For I did not receive it from any man, nor was I taught it, but I received it through a revelation of Jesus Christ.(Galatians 1:12) ESV
Evidence doesn’t lead to a conclusion, it just is. The idea that evidence is neutral and we all have access to it is known as Matty’s razor. We interpret evidence in a way that fits what we believe.
Epistemology is the theory of knowledge. It’s a way to test information. We have to evaluate whether or not a piece of information qualifies as a fact.
A fact is a : something that has actual existence, b : an actual occurrence.– Fact, definition (Merriam-Webster)
Here’s an idea: a fact has to be true regardless of what you believe about science or the Bible. We have two competing paradigms: popular science (SciPop) and Matty’s Paradigm. Facts can’t be paradigm-dependent. If a piece of information is only true in one of the paradigms then it’s not a fact.
This means that anything which is only true in the popular science paradigm (SciPop) isn’t a fact. You know, stuff like black holes, dark matter and the expansion of the universe. Once we establish what the facts are, then we can deduce a conclusion. We can then consider this to be knowledge.

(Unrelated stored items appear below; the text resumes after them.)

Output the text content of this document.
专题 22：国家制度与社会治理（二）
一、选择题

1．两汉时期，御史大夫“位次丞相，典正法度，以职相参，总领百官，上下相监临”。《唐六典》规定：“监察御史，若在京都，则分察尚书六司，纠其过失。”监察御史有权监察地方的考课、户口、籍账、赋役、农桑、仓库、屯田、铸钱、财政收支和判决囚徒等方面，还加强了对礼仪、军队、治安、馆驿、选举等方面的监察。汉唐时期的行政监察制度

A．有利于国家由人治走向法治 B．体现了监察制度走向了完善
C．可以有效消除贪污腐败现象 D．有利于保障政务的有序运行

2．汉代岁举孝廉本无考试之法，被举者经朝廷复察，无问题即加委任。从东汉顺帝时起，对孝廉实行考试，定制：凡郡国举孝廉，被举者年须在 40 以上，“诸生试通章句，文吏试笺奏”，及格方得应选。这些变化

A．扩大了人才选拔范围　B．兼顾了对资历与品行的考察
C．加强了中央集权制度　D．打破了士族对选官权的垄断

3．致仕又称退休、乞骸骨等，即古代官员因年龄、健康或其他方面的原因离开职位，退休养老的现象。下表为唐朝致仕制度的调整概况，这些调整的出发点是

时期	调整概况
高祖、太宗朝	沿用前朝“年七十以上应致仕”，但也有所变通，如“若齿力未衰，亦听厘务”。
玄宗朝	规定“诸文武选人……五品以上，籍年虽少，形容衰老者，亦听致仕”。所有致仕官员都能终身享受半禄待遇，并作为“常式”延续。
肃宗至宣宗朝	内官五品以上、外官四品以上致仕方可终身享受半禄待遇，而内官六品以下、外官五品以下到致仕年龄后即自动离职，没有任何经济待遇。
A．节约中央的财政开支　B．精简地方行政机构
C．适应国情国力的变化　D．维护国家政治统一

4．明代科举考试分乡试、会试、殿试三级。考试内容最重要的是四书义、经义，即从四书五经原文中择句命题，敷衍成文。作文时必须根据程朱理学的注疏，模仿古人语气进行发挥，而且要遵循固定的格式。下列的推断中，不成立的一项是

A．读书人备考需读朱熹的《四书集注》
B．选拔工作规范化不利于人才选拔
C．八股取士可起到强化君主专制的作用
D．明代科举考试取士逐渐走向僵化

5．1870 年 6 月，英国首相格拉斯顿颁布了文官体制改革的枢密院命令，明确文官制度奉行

And he said to them, “Therefore every scribe who has been trained for the kingdom of heaven is like a master of a house, who brings out of his treasure what is new and what is old.”(Matthew 13:52) ESV
Here’s another shocking idea: evidence is neutral and we all have access to it. However, we have to start with primary sources of evidence, we can’t use secondary interpretations of evidence, tailored specifically to fit a narrative that’s only true in one paradigm, as the starting point of our reasoning. This is the mistake that all Christian theologians and apologists have made since Newton: they all reason within the SciPop paradigm. We’re not going to make that mistake. This is our epistemological razor.
We all have the same evidence. Our choice of paradigm determines what we think it’s evidence of.– Matty’s razor
This helps us to understand faith in such a way that it becomes an investigative tool. We can debunk a current propaganda definition of faith and replace it with a definition which validates our scientific inquiry.